L’argomento è scorretto per due motivi. Il primo, non erano elezioni politiche, quindi il No non era un partito, quindi non deve decidere nulla. Per altro, chi rappresenta il No in Parlamento non costituisce alcuna maggioranza. Quindi il pallino è solo in mano al presidente della Repubblica Sergio Mattarella e al dimissionario Matteo Renzi, visto che si ritrova anche ad essere il segretario del partito di maggioranza del Paese. E anche a lui starà decidere sul “dopo di lui”: sta nelle cose, nella paradossale situazione in cui si trova l’Italia. Lo stesso Renzi quando si è rivolto ai vincitori li ha chiamati in causa in questi termini:

“Questo voto consegna ai leader del fronte del No oneri e onori insieme alla grande responsabilità di cominciare dalla proposta, credo innanzitutto dalla proposta delle regole, della legge elettorale. Tocca a chi ha vinto, infatti, avanzare per primo proposte serie, concrete e credibili”.

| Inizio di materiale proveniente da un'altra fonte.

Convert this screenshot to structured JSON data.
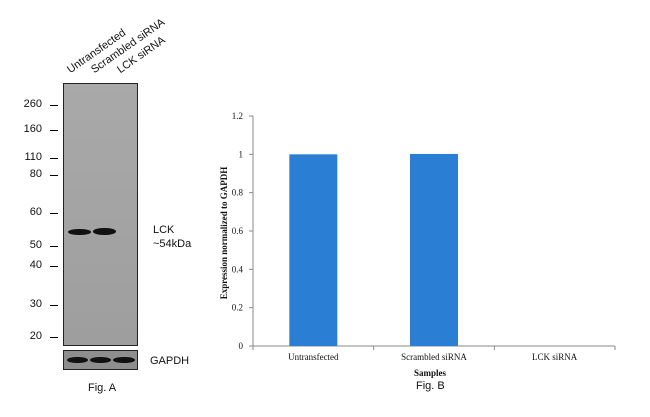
{
  "figA": {
    "lanes": [
      "Untransfected",
      "Scrambled siRNA",
      "LCK siRNA"
    ],
    "markers": [
      "260",
      "160",
      "110",
      "80",
      "60",
      "50",
      "40",
      "30",
      "20"
    ],
    "target_label": "LCK",
    "target_size": "~54kDa",
    "loading_label": "GAPDH",
    "caption": "Fig. A"
  },
  "figB": {
    "caption": "Fig. B"
  },
  "chart_data": {
    "type": "bar",
    "categories": [
      "Untransfected",
      "Scrambled siRNA",
      "LCK siRNA"
    ],
    "values": [
      1.0,
      1.002,
      0.0
    ],
    "title": "",
    "xlabel": "Samples",
    "ylabel": "Expression normalized to GAPDH",
    "ylim": [
      0,
      1.2
    ],
    "yticks": [
      "0",
      "0.2",
      "0.4",
      "0.6",
      "0.8",
      "1",
      "1.2"
    ],
    "bar_color": "#2a7fd4",
    "grid": false
  }
}
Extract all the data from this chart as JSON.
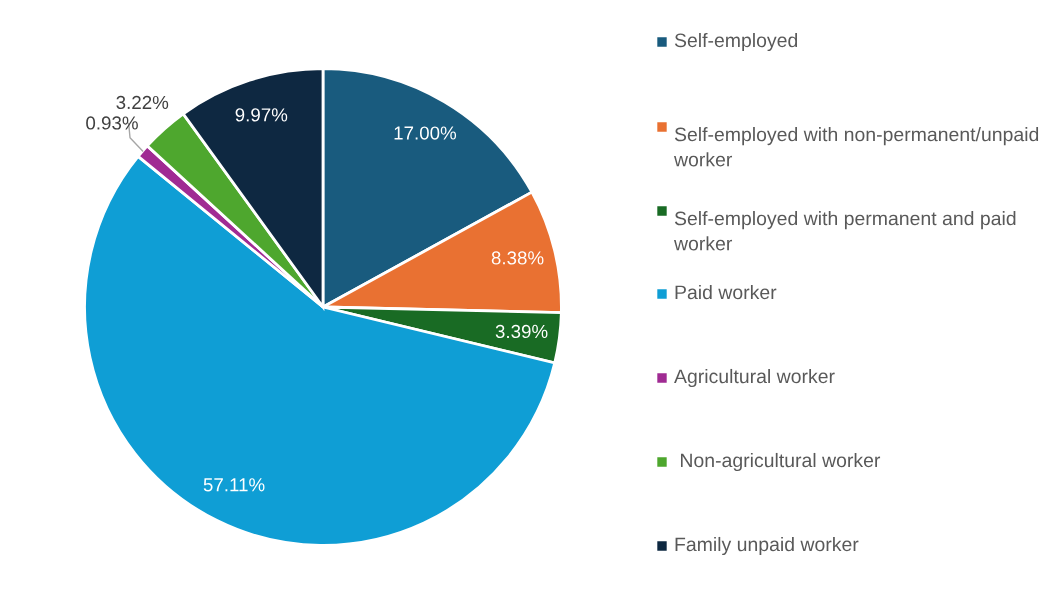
{
  "chart_data": {
    "type": "pie",
    "categories": [
      "Self-employed",
      "Self-employed with non-permanent/unpaid worker",
      "Self-employed with permanent and paid worker",
      "Paid worker",
      "Agricultural worker",
      " Non-agricultural worker",
      "Family unpaid worker"
    ],
    "values": [
      17.0,
      8.38,
      3.39,
      57.11,
      0.93,
      3.22,
      9.97
    ],
    "colors": [
      "#195b7e",
      "#e97132",
      "#196b24",
      "#0f9ed5",
      "#a02b93",
      "#4ea72e",
      "#0e2841"
    ],
    "value_labels": [
      "17.00%",
      "8.38%",
      "3.39%",
      "57.11%",
      "0.93%",
      "3.22%",
      "9.97%"
    ],
    "legend": "right"
  }
}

Il che non significa “pensate a chi far governare”, ma pensate ad una proposta per la legge che insieme alla nuova Costituzione ha spinto gli elettori a votare No. Si legge questo sul sito del Comitato per il No:

“Garantisce la sovranità popolare? NO, perché insieme alla nuova legge elettorale (Italicum) già approvata espropria la sovranità al popolo e la consegna a una minoranza parlamentare che solo grazie al premio di maggioranza si impossessa di tutti i poteri”.

 

3. Il vero vincitore è Grillo

Il Movimento 5 Stelle ha puntato molto sul referendum, è fuori di dubbio. Ma non è stato l’unico. Far combaciare il “Popolo del No” con l’elettorato di Beppe Grillo è scorretto. Punto. Lo ricorda Stefano Feltri, vicedirettore de Il Fatto quotidiano, testata che innegabilmente è vicinissima ai grillini: “Se consideriamo la somma dei voti dei due partiti cosiddetti anti-sistema, Movimento Cinque Stelle e Lega Nord, si arriva poco sopra il 40% dei consensi. La percentuale di voti per il No alla riforma costituzionale è stata molto più alta, segno quindi che non c’è una sovrapposizione tra contrarietà alla riforma (o a Renzi) e le posizioni estreme nel nostro arco costituzionale”. Ergo: nessuno può intestarsi la vittoria del No e nessuno può dirsi di essere chiamato a gestire il dopo Renzi. Per altro, è sempre al Presidente della Repubblica che spetta l’ultima parola. Può poi essere vincitore un movimento che vuole andare al voto con una legge che il No non vuole? Misteri.

 

4. “Ha vinto il populismo”

L’ultimo argomento riassume i precedenti. Di solito è imbracciato da chi a sinistra ha votato Sì. Lo si spiega pubblicando un’infinita serie di impresentabili (almeno a sinistra) che hanno votato No e che gioiscono per l’esito referendario: Salvini, Meloni, Berlusconi, La Russa, Meloni, Brunetta, Grillo, Di Maio… Populisti? Certamente. Ma lo spot elettorale di BastaunSì era diversa dalla comunicazione politica del Movimento5Stelle? E allora torniamo al punto di partenza, all’onestà intellettuale.

Non è un’opinione, è un fatto: entrambi gli schieramenti hanno gareggiato per semplificare l’argomento all’osso, trasformando il quesito in uno slogan populista: “Deriva autoritaria” VS “Meno soldi ai politici”.

La conclusione del ragionamento sarà banale.

No, il referendum non è l’apocalisse.

Titolisti e commentatori se ne facciano una ragione.